Actual democracy

How often do you hear of a referendum where there is huge voter turnout and 90% vote in favor? We just saw two, both with the theme of secession:

     Crimeans vote in referendum on whether to break away from Ukraine, join Russia

Crimean election Spokesman Mikhail Malyshev said the final result was 96.77 percent to rejoin Russia and 2.51 percent against.

That was with an 83% voter turnout.

     Venice votes to split from Italy as 89% of the city’s residents opt to form a new independent state

In Venice, 73% of eligible voters cast ballots. The last time even 60% of voters turned out for a US Presidential election was 1968.

And it’s fairly clear that, despite attempts to quash it by the national government, Catalonia will vote to secede from Spain on November 9:

     Spain Says Catalonia Can’t Vote for Independence, But Catalans Will Go Ahead Anyway

Last September 11, Catalonia’s national day, hundreds of thousands of Catalans formed a vast human chain across the region to call for independence.

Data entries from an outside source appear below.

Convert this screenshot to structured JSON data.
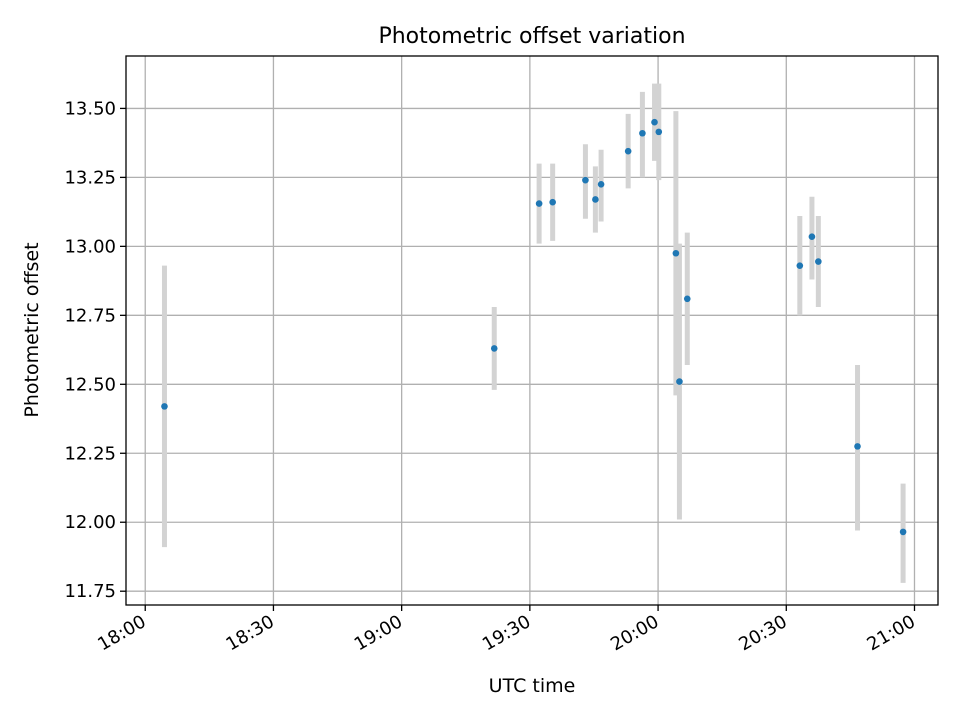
{
  "chart_data": {
    "type": "scatter",
    "title": "Photometric offset variation",
    "xlabel": "UTC time",
    "ylabel": "Photometric offset",
    "x_ticks": [
      "18:00",
      "18:30",
      "19:00",
      "19:30",
      "20:00",
      "20:30",
      "21:00"
    ],
    "y_ticks": [
      "11.75",
      "12.00",
      "12.25",
      "12.50",
      "12.75",
      "13.00",
      "13.25",
      "13.50"
    ],
    "xlim": [
      "17:55:30",
      "21:05:30"
    ],
    "ylim": [
      11.7,
      13.69
    ],
    "grid": true,
    "colors": {
      "marker": "#1f77b4",
      "errorbar": "#d3d3d3",
      "grid": "#b0b0b0"
    },
    "points": [
      {
        "x": "18:04:30",
        "y": 12.42,
        "yerr_low": 11.91,
        "yerr_high": 12.93
      },
      {
        "x": "19:21:40",
        "y": 12.63,
        "yerr_low": 12.48,
        "yerr_high": 12.78
      },
      {
        "x": "19:32:10",
        "y": 13.155,
        "yerr_low": 13.01,
        "yerr_high": 13.3
      },
      {
        "x": "19:35:20",
        "y": 13.16,
        "yerr_low": 13.02,
        "yerr_high": 13.3
      },
      {
        "x": "19:43:00",
        "y": 13.24,
        "yerr_low": 13.1,
        "yerr_high": 13.37
      },
      {
        "x": "19:45:20",
        "y": 13.17,
        "yerr_low": 13.05,
        "yerr_high": 13.29
      },
      {
        "x": "19:46:40",
        "y": 13.225,
        "yerr_low": 13.09,
        "yerr_high": 13.35
      },
      {
        "x": "19:53:00",
        "y": 13.345,
        "yerr_low": 13.21,
        "yerr_high": 13.48
      },
      {
        "x": "19:56:20",
        "y": 13.41,
        "yerr_low": 13.25,
        "yerr_high": 13.56
      },
      {
        "x": "19:59:10",
        "y": 13.45,
        "yerr_low": 13.31,
        "yerr_high": 13.59
      },
      {
        "x": "20:00:10",
        "y": 13.415,
        "yerr_low": 13.24,
        "yerr_high": 13.59
      },
      {
        "x": "20:04:10",
        "y": 12.975,
        "yerr_low": 12.46,
        "yerr_high": 13.49
      },
      {
        "x": "20:05:00",
        "y": 12.51,
        "yerr_low": 12.01,
        "yerr_high": 13.01
      },
      {
        "x": "20:06:50",
        "y": 12.81,
        "yerr_low": 12.57,
        "yerr_high": 13.05
      },
      {
        "x": "20:33:10",
        "y": 12.93,
        "yerr_low": 12.75,
        "yerr_high": 13.11
      },
      {
        "x": "20:36:00",
        "y": 13.035,
        "yerr_low": 12.88,
        "yerr_high": 13.18
      },
      {
        "x": "20:37:30",
        "y": 12.945,
        "yerr_low": 12.78,
        "yerr_high": 13.11
      },
      {
        "x": "20:46:40",
        "y": 12.275,
        "yerr_low": 11.97,
        "yerr_high": 12.57
      },
      {
        "x": "20:57:20",
        "y": 11.965,
        "yerr_low": 11.78,
        "yerr_high": 12.14
      }
    ]
  }
}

According to a site that tracks all of the current wars on the planet, there are 33 other states working to gain independence from their national government. That’s in addition to the 534 militias-guerrillas and separatist groups who are actively fighting their own national government in 60 countries.

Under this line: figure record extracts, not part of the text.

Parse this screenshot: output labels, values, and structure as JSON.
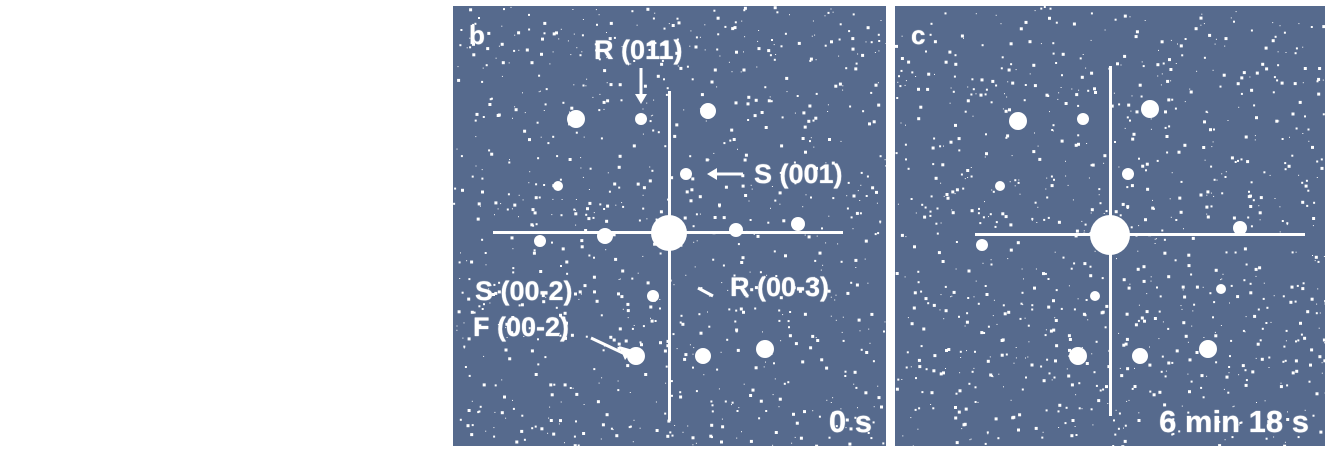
{
  "panels": [
    {
      "letter": "b",
      "annotations": [
        "R (011)",
        "S (001)",
        "S (00-2)",
        "F (00-2)",
        "R (00-3)"
      ],
      "time": "0 s"
    },
    {
      "letter": "c",
      "time": "6 min 18 s"
    }
  ],
  "colors": {
    "background": "#566a8d",
    "spots": "#ffffff"
  }
}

Perhaps people are just a bit tired of the confiscation of a huge chunk of their earnings by massive government bureaucracies that: use that money to spy on their own citizens; pass laws that clearly favor their interests over the interests of the people, including laws that apply to regular citizens but not to the lawmakers; jail people for stealing $500 from a convenience store but give rich cronies like Jon Corzine a free pass when they try to steal a billion dollars; start wars ruining countless lives and costing trillions of dollars, indebting current and future generations, wars that very few people want:

     Americans Think the Afghanistan War Was a Mistake, Just Like All the Other Wars Since 1950

It took two years or less for public opinion to turn on the wars in Korea, Vietnam, and Iraq.

that pad their own salaries when regular people are struggling, as shown here:

Fed_V_Civilian

When benefits such as health care and pensions are included, the federal compensation advantage over private workers is even larger, according to the BEA data. In 2012, federal worker compensation averaged…74 percent more than the private-sector average.

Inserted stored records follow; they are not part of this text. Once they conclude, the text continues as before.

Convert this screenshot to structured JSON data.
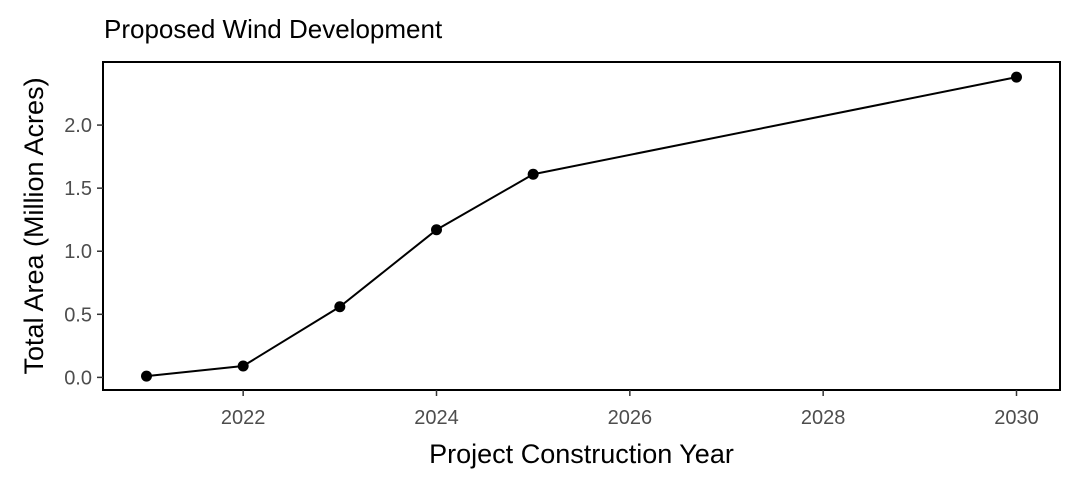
{
  "chart_data": {
    "type": "line",
    "title": "Proposed Wind Development",
    "xlabel": "Project Construction Year",
    "ylabel": "Total Area (Million Acres)",
    "x": [
      2021,
      2022,
      2023,
      2024,
      2025,
      2030
    ],
    "series": [
      {
        "values": [
          0.01,
          0.09,
          0.56,
          1.17,
          1.61,
          2.38
        ]
      }
    ],
    "xlim": [
      2020.55,
      2030.45
    ],
    "ylim": [
      -0.1,
      2.5
    ],
    "x_ticks": [
      2022,
      2024,
      2026,
      2028,
      2030
    ],
    "y_ticks": [
      0.0,
      0.5,
      1.0,
      1.5,
      2.0
    ],
    "x_tick_labels": [
      "2022",
      "2024",
      "2026",
      "2028",
      "2030"
    ],
    "y_tick_labels": [
      "0.0",
      "0.5",
      "1.0",
      "1.5",
      "2.0"
    ],
    "grid": false,
    "legend": "none",
    "line_color": "#000000",
    "point_color": "#000000"
  }
}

that create trade agreements such as the TPP, written in secret by corporate lobbyists, covered here by Bill Moyers:

     The Top Secret Trade Deal You Need to Know About

that continue playing global power games while people in the US lose basic services:

     US Prepares To Provide A Billion To Ukraine As Detroit Plans Mass Water Shutoffs Over $260 Million

Oh how, as we all know all too well, this list could go on and on. The more the powermongers try to centralize all control, the more they are creating resistance as people rightfully try to bring real governance back to their communities. Charles Hugh Smith has been doing some excellent writing recently on how the huge lumbering centralized structures created by government are a very poor match for the complexity (and speed, I would add) of today’s world (The Incompetence of the Federal Reserve and Deep State Is Unavoidable):

The incompetence of these organizations is not a reflection of the competence or intelligence of their managers–it is the intrinsic consequence of their limited control of complex systems. If the system has reached the point of being ungovernable, even the most brilliant and experienced managers will fail because it’s not the managers who are incompetent, it’s the organization itself that is incompetent.

I consider this move toward secession to be trend, not anomaly. Expect acceleration. In these votes for secession, people are getting just the smallest taste of actual democracy, so–and this is the true anomaly in today’s world where the political process has been captured by large corporations known as political parties, giving many people the correct idea that their vote counts for little or nothing–the turnouts are huge and the votes decisive.

I would go even farther: Today’s political process is intentionally designed to funnel the beautiful and brilliant energy of people’s good will–via voting where the choices are poor, monetary contributions, letter-writing campaigns, emotional attachments to issues and politicians, etc–into a black hole of ineffectiveness so the power elites can exercise ever-increasing control. They will fail spectacularly.